Guerre au Moyen-Orient : les premiers impacts négatifs sur l’activité économique mondiale se confirment

Guerre au Moyen-Orient : les premiers impacts négatifs sur l’activité économique mondiale se confirment

Les indicateurs mesurant l’activité des entreprises ont mis en évidence, mardi, les premiers contrecoups économiques de la guerre au Moyen-Orient. Ce conflit, entré dans sa quatrième semaine après les attaques lancées fin février par les États-Unis et Israël contre l’Iran, affecte une économie mondiale déjà confrontée à la flambée des prix de l’énergie et aux perturbations des chaînes d’approvisionnement.

Aux États-Unis, l’indice PMI Flash pour le mois de mars, publié par S&P Global, a reculé à 51,4 points, contre 51,9 points en février. Il atteint ainsi son niveau le plus bas depuis avril 2025, une baisse attribuée à un affaiblissement de la demande.

Dans la zone euro, la croissance de l’activité du secteur privé a marqué un quasi-arrêt. L’indice est tombé à 50,5 points, son niveau le plus faible depuis dix mois, après s’être établi à 51,9 points en février. Un chiffre inférieur à 50 points signale une contraction de l’activité, tandis qu’un chiffre supérieur indique une expansion.

Analyse des données par les économistes

Christophe Boucher, directeur des investissements chez ABN Amro Investment Solutions, a déclaré que l’impact de la guerre en Iran était visible de trois manières dans les données. Il a cité un ralentissement de la croissance dans les services, une hausse des prix dans l’industrie manufacturière et une dégradation des perspectives globales.

La croissance du secteur des services, composante principale du baromètre, est tombée quasiment à zéro, à 50,1 points. L’activité industrielle a, quant à elle, légèrement augmenté à 51,4 points, portée notamment par un rétablissement en Allemagne.

Vulnérabilités et perspectives nationales

Christopher Dembik, conseiller en stratégie d’investissement chez Pictet AM, a commenté la situation allemande. Il a souligné que l’industrie du pays restait extrêmement dépendante de l’accès à l’énergie fossile, laissant présager des difficultés futures malgré un vaste programme de relance.

En France, où pèse également une incertitude politique, l’activité du secteur privé a enregistré en mars sa plus forte contraction depuis octobre, reculant à 48,3 points. Une tendance au ralentissement est également observée au Royaume-Uni et en Australie.

Risques inflationnistes et de stagflation

Les délais de livraison des fournisseurs se sont rallongés. Les coûts des entreprises dans la zone euro ont augmenté à leur rythme le plus rapide depuis 2023, affectés par la flambée des prix des produits pétroliers.

Si l’impact économique total de la guerre reste difficile à estimer, les craintes d’une stagflation augmentent.

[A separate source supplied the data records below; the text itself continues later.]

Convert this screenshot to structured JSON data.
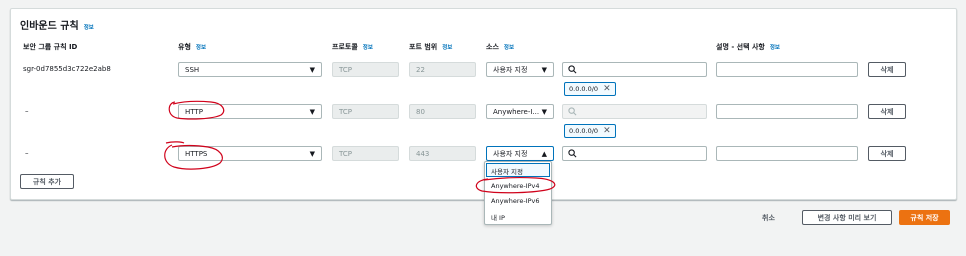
{
  "panel": {
    "title": "인바운드 규칙",
    "info": "정보"
  },
  "headers": {
    "rule_id": "보안 그룹 규칙 ID",
    "type": "유형",
    "type_info": "정보",
    "protocol": "프로토콜",
    "protocol_info": "정보",
    "port": "포트 범위",
    "port_info": "정보",
    "source": "소스",
    "source_info": "정보",
    "desc": "설명 - 선택 사항",
    "desc_info": "정보"
  },
  "rows": [
    {
      "id": "sgr-0d7855d3c722e2ab8",
      "type": "SSH",
      "protocol": "TCP",
      "port": "22",
      "source": "사용자 지정",
      "token": "0.0.0.0/0",
      "delete": "삭제"
    },
    {
      "id": "–",
      "type": "HTTP",
      "protocol": "TCP",
      "port": "80",
      "source": "Anywhere-I...",
      "token": "0.0.0.0/0",
      "delete": "삭제"
    },
    {
      "id": "–",
      "type": "HTTPS",
      "protocol": "TCP",
      "port": "443",
      "source": "사용자 지정",
      "delete": "삭제"
    }
  ],
  "search_placeholder": "",
  "dropdown_options": [
    "사용자 지정",
    "Anywhere-IPv4",
    "Anywhere-IPv6",
    "내 IP"
  ],
  "add_rule": "규칙 추가",
  "footer": {
    "cancel": "취소",
    "preview": "변경 사항 미리 보기",
    "save": "규칙 저장"
  },
  "colors": {
    "accent": "#ec7211",
    "link": "#0073bb",
    "annotation": "#d0021b"
  }
}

Ce phénomène combine une stagnation de l’économie et une forte inflation, ce qui pourrait inciter les banques centrales à relever leurs taux d’intérêt.

Christophe Boucher a noté que les pressions inflationnistes étaient actuellement plus concentrées du côté des coûts des intrants que des prix de vente. Il estime que les entreprises sont pour l’instant capables d’absorber une partie de cette hausse dans leurs marges. Cependant, il a indiqué que le risque principal à surveiller, en cas de conflit prolongé, était une transmission de l’inflation au secteur des services, signalant le début d’effets de second tour.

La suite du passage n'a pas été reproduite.